Russian economic policy has long been deeply concerned with what is termed ‘economic security’. Understandably, this concern intensified from 2014. And this preoccupation on the part of the elite – and among the defence and security elites in particular – also facilitated acceptance by the elite of a rigorous policy of financial prudence.
These specific security concerns were eventually codified in the Strategy of Economic Security of the Russian Federation to the Year 2030, published in May 2017. The strategy document defines economic security as the preservation of national sovereignty by defence against external and internal threats.
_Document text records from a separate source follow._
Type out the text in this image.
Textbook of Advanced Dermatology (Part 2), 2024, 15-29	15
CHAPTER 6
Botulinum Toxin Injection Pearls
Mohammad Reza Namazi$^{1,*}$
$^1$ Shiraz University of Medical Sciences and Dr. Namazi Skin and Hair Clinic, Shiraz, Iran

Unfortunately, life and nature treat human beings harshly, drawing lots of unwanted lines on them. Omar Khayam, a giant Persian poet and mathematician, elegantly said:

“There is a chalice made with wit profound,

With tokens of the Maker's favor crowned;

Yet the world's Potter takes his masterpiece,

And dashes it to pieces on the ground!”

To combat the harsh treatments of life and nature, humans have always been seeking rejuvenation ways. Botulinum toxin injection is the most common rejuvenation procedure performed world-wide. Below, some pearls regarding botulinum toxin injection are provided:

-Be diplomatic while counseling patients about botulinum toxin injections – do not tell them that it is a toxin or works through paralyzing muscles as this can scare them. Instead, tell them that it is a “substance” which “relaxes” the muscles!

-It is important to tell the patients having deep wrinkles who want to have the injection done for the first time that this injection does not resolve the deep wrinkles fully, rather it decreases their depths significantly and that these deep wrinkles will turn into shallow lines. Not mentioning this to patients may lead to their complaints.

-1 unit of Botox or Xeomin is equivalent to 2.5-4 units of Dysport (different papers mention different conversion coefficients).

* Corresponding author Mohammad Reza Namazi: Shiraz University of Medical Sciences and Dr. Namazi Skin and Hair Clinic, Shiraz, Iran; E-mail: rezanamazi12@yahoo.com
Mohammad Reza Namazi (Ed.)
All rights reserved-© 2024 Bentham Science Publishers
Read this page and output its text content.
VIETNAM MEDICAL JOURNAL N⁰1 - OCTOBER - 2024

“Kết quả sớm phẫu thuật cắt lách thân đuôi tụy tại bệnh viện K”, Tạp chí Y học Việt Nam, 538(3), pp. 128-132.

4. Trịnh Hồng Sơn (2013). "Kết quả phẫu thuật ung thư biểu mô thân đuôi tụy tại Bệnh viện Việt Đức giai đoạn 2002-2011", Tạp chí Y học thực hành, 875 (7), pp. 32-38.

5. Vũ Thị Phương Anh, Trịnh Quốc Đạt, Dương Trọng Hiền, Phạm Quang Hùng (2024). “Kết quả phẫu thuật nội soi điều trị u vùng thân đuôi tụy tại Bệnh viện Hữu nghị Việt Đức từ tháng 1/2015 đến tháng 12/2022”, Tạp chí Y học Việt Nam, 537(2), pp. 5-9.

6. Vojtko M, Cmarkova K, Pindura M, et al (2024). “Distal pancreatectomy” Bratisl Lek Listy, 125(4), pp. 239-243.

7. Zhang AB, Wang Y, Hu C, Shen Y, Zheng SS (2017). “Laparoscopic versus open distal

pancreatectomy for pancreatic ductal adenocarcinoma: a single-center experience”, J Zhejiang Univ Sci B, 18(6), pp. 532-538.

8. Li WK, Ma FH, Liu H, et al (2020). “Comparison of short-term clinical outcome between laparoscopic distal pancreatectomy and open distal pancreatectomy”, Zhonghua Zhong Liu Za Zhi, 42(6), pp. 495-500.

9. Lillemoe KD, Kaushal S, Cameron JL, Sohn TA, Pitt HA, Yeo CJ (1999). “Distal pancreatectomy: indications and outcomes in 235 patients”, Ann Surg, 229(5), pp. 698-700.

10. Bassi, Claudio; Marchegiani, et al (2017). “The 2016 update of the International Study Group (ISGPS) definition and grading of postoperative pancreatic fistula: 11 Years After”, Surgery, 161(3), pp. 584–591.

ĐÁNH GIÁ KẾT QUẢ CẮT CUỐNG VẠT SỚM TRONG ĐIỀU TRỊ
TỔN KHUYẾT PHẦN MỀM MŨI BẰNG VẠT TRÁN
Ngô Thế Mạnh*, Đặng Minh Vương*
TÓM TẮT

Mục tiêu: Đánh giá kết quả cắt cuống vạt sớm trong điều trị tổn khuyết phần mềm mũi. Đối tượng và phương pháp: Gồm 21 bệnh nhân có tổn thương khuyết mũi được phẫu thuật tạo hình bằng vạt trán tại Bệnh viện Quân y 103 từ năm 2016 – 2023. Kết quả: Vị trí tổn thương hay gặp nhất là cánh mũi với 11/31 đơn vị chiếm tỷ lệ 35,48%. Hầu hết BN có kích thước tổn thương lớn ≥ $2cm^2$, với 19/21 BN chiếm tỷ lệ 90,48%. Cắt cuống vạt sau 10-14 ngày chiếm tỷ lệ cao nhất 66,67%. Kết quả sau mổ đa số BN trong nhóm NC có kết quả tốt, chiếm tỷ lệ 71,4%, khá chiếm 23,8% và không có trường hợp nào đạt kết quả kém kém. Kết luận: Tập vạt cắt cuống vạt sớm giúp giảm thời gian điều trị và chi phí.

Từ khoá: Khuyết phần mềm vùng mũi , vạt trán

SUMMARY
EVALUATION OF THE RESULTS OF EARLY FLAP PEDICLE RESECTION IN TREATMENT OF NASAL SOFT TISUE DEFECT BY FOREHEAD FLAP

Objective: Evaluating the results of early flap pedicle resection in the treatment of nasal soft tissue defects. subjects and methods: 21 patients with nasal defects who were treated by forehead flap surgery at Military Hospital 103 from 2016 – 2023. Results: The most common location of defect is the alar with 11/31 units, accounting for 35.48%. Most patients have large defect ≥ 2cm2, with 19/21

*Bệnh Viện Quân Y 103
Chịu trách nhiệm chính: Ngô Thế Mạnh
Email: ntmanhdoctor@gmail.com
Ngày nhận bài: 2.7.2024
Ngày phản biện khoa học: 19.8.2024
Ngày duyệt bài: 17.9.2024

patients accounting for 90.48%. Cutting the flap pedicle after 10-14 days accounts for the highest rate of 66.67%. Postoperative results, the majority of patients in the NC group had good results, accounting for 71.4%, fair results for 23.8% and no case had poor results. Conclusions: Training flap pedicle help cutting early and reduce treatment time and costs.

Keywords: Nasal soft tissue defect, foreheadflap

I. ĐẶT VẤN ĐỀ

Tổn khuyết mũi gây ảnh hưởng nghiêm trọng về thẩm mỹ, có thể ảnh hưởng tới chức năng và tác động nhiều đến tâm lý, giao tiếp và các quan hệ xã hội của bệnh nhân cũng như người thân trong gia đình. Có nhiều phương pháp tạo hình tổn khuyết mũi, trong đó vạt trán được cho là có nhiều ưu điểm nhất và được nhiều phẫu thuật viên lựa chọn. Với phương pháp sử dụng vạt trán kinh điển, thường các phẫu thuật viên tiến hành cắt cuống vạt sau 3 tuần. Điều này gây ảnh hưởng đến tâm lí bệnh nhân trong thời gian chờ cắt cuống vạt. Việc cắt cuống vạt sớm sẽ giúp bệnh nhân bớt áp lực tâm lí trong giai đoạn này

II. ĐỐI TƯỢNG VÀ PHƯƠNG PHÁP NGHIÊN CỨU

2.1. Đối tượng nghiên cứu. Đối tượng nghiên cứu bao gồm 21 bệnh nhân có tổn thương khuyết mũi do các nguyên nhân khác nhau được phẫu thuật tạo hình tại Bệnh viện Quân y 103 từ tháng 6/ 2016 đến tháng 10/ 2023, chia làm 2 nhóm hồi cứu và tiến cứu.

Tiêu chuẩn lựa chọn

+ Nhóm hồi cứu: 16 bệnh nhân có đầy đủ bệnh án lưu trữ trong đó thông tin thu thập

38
Rosstat now publishes a list of 40 indicators of the state of economic security of the Russian Federation. Many of the indicators are of a very general sort: e.g. GDP growth; industrial output; inflation. Others are concerned with macro-stability: domestic state debt as a percentage of GDP (debt/GDP); external debt/GDP; the deficit [sic] of the federal budget/GDP; net capital inflows or outflows; reserves/imports; the share of imports in market supplies of food (there are also separate indicators of import-substitution). Others again reflect the concern with slow growth: Russian GDP as a share of world output in purchasing power parity terms; fixed investment/GDP; the percentage of the population officially defined as living in poverty. The list tells us that Russia’s economic security, in the eyes of the authorities, requires sustained growth at above the global average, and technological development as well as macroeconomic stability.